Just because the PSU is new does not mean its not faulty, or gone bad. try old PSU with old GFX card and see if stability returns.
I'd swap back to the seasonic and try that. 5 years is nothing really, given that Seasonic probably had 10 year warranty period anyway.
I did, it crashed as well
I've had bluescreens with:
new psu + new gpu
new psu + old gpu
old psu + old gpu
Did not try old psu + new gpu because of recommended minimums.
At this point I don't know if there's a hardware fault elsewhere, or Windows had really gotten itself in a tizzy. Somewhere along the way Windows stopped booting entirely and just sat on a black desktop forever. Repair did not repair.

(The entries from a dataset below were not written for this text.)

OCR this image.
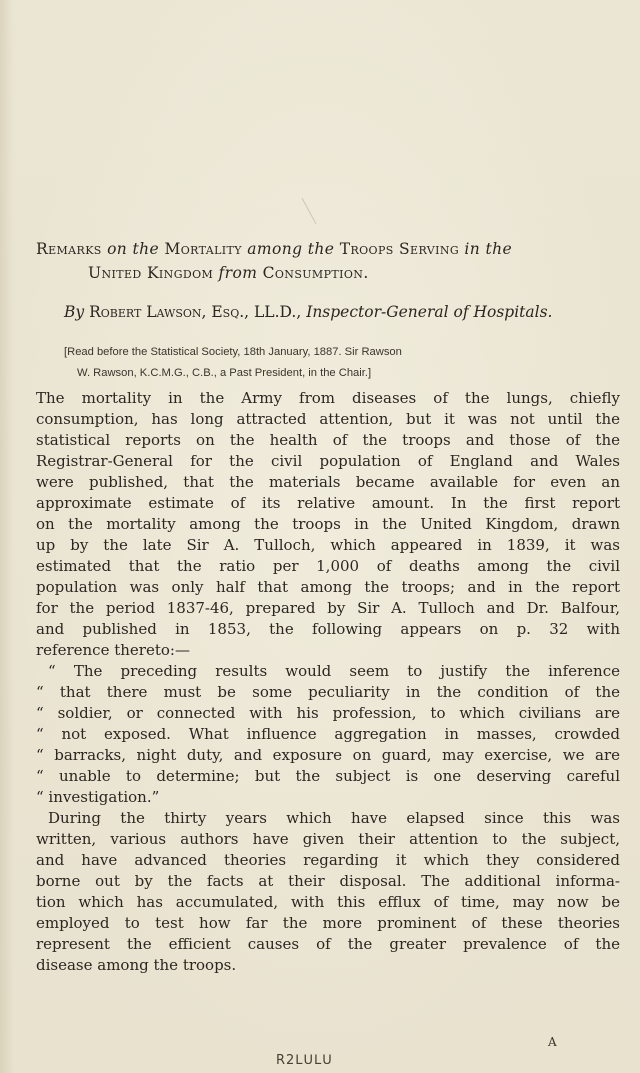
Remarks on the Mortality among the Troops Serving in the
United Kingdom from Consumption.
By Robert Lawson, Esq., LL.D., Inspector-General of Hospitals.
[Read before the Statistical Society, 18th January, 1887. Sir Rawson
W. Rawson, K.C.M.G., C.B., a Past President, in the Chair.]
The mortality in the Army from diseases of the lungs, chiefly
consumption, has long attracted attention, but it was not until the
statistical reports on the health of the troops and those of the
Registrar-General for the civil population of England and Wales
were published, that the materials became available for even an
approximate estimate of its relative amount. In the first report
on the mortality among the troops in the United Kingdom, drawn
up by the late Sir A. Tulloch, which appeared in 1839, it was
estimated that the ratio per 1,000 of deaths among the civil
population was only half that among the troops; and in the report
for the period 1837-46, prepared by Sir A. Tulloch and Dr. Balfour,
and published in 1853, the following appears on p. 32 with
reference thereto:—
“ The preceding results would seem to justify the inference
“ that there must be some peculiarity in the condition of the
“ soldier, or connected with his profession, to which civilians are
“ not exposed. What influence aggregation in masses, crowded
“ barracks, night duty, and exposure on guard, may exercise, we are
“ unable to determine; but the subject is one deserving careful
“ investigation.”
During the thirty years which have elapsed since this was
written, various authors have given their attention to the subject,
and have advanced theories regarding it which they considered
borne out by the facts at their disposal. The additional informa-
tion which has accumulated, with this efflux of time, may now be
employed to test how far the more prominent of these theories
represent the efficient causes of the greater prevalence of the
disease among the troops.
A
R2ᒪᑌᒪᑌ
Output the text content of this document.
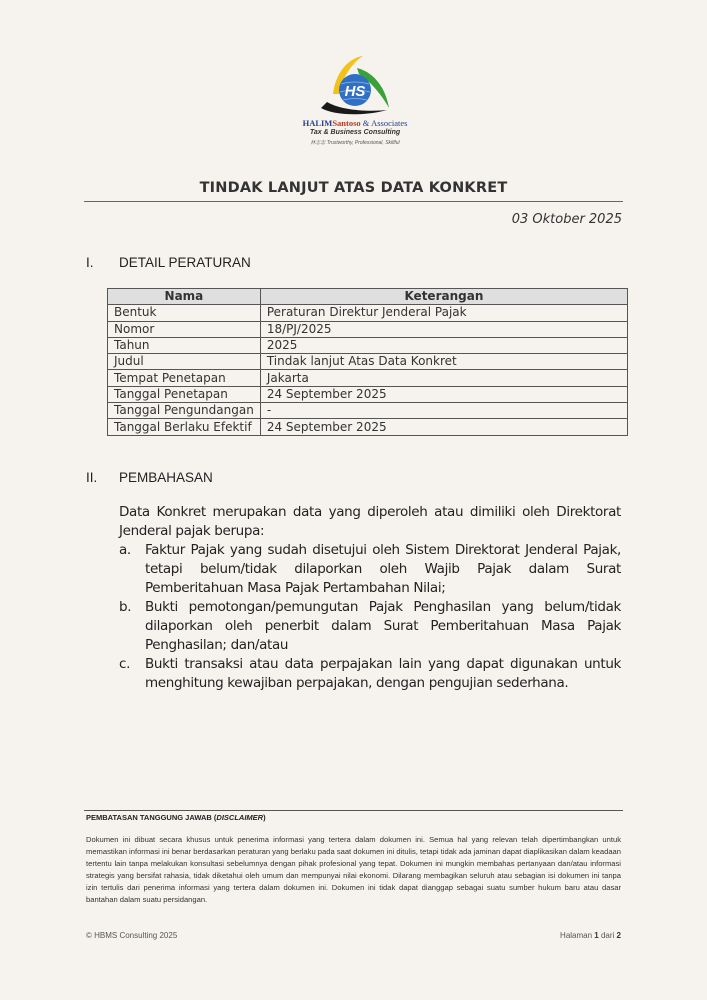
HS
HALIMSantoso & Associates
Tax & Business Consulting
林志忠 Trustworthy, Professional, Skillful
TINDAK LANJUT ATAS DATA KONKRET
03 Oktober 2025
I. DETAIL PERATURAN
Nama	Keterangan
Bentuk	Peraturan Direktur Jenderal Pajak
Nomor	18/PJ/2025
Tahun	2025
Judul	Tindak lanjut Atas Data Konkret
Tempat Penetapan	Jakarta
Tanggal Penetapan	24 September 2025
Tanggal Pengundangan	-
Tanggal Berlaku Efektif	24 September 2025
II. PEMBAHASAN

Data Konkret merupakan data yang diperoleh atau dimiliki oleh Direktorat Jenderal pajak berupa:

a. Faktur Pajak yang sudah disetujui oleh Sistem Direktorat Jenderal Pajak, tetapi belum/tidak dilaporkan oleh Wajib Pajak dalam Surat Pemberitahuan Masa Pajak Pertambahan Nilai;
b. Bukti pemotongan/pemungutan Pajak Penghasilan yang belum/tidak dilaporkan oleh penerbit dalam Surat Pemberitahuan Masa Pajak Penghasilan; dan/atau
c. Bukti transaksi atau data perpajakan lain yang dapat digunakan untuk menghitung kewajiban perpajakan, dengan pengujian sederhana.
PEMBATASAN TANGGUNG JAWAB (DISCLAIMER)
Dokumen ini dibuat secara khusus untuk penerima informasi yang tertera dalam dokumen ini. Semua hal yang relevan telah dipertimbangkan untuk memastikan informasi ini benar berdasarkan peraturan yang berlaku pada saat dokumen ini ditulis, tetapi tidak ada jaminan dapat diaplikasikan dalam keadaan tertentu lain tanpa melakukan konsultasi sebelumnya dengan pihak profesional yang tepat. Dokumen ini mungkin membahas pertanyaan dan/atau informasi strategis yang bersifat rahasia, tidak diketahui oleh umum dan mempunyai nilai ekonomi. Dilarang membagikan seluruh atau sebagian isi dokumen ini tanpa izin tertulis dari penerima informasi yang tertera dalam dokumen ini. Dokumen ini tidak dapat dianggap sebagai suatu sumber hukum baru atau dasar bantahan dalam suatu persidangan.
© HBMS Consulting 2025	Halaman 1 dari 2
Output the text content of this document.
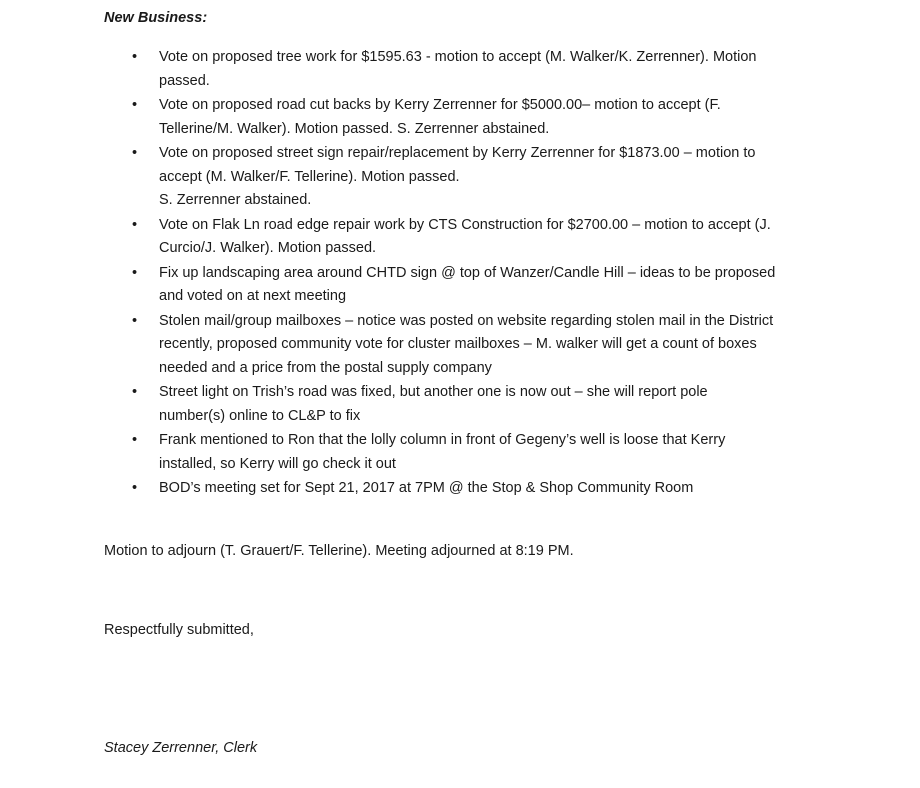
New Business:
• Vote on proposed tree work for $1595.63 - motion to accept (M. Walker/K. Zerrenner). Motion
passed.
• Vote on proposed road cut backs by Kerry Zerrenner for $5000.00– motion to accept (F.
Tellerine/M. Walker). Motion passed. S. Zerrenner abstained.
• Vote on proposed street sign repair/replacement by Kerry Zerrenner for $1873.00 – motion to
accept (M. Walker/F. Tellerine). Motion passed.
S. Zerrenner abstained.
• Vote on Flak Ln road edge repair work by CTS Construction for $2700.00 – motion to accept (J.
Curcio/J. Walker). Motion passed.
• Fix up landscaping area around CHTD sign @ top of Wanzer/Candle Hill – ideas to be proposed
and voted on at next meeting
• Stolen mail/group mailboxes – notice was posted on website regarding stolen mail in the District
recently, proposed community vote for cluster mailboxes – M. walker will get a count of boxes
needed and a price from the postal supply company
• Street light on Trish’s road was fixed, but another one is now out – she will report pole
number(s) online to CL&P to fix
• Frank mentioned to Ron that the lolly column in front of Gegeny’s well is loose that Kerry
installed, so Kerry will go check it out
• BOD’s meeting set for Sept 21, 2017 at 7PM @ the Stop & Shop Community Room
Motion to adjourn (T. Grauert/F. Tellerine). Meeting adjourned at 8:19 PM.
Respectfully submitted,
Stacey Zerrenner, Clerk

Currently running Prime 95 on a completely fresh windows install with just the iGPU and 2x m.2 ssds, no extras at all, only software is Corsair Link so I can turn the cooling up to max. I'll start adding bits back if it survives an hour or so; other storage drives, soundblaster fx, and probably the old GPU because I know that's been fine for years.
If all
that builds and runs cleanly for a couple of days, then I'll consider another fresh install (or system restore to clean state) with the new card. Don't really think there's a fast way to go about this, just going to have to be scientific with it and not change too many variables at once. Although one variable I have changed, now I think on it... the CPU 8-pin power cable is now in a different outlet on the PSU. But it would be fine if one of them turns out dodgy; I am never going to run a GPU that needs multiple power connectors, and if I do, a new power supply isn't so bad.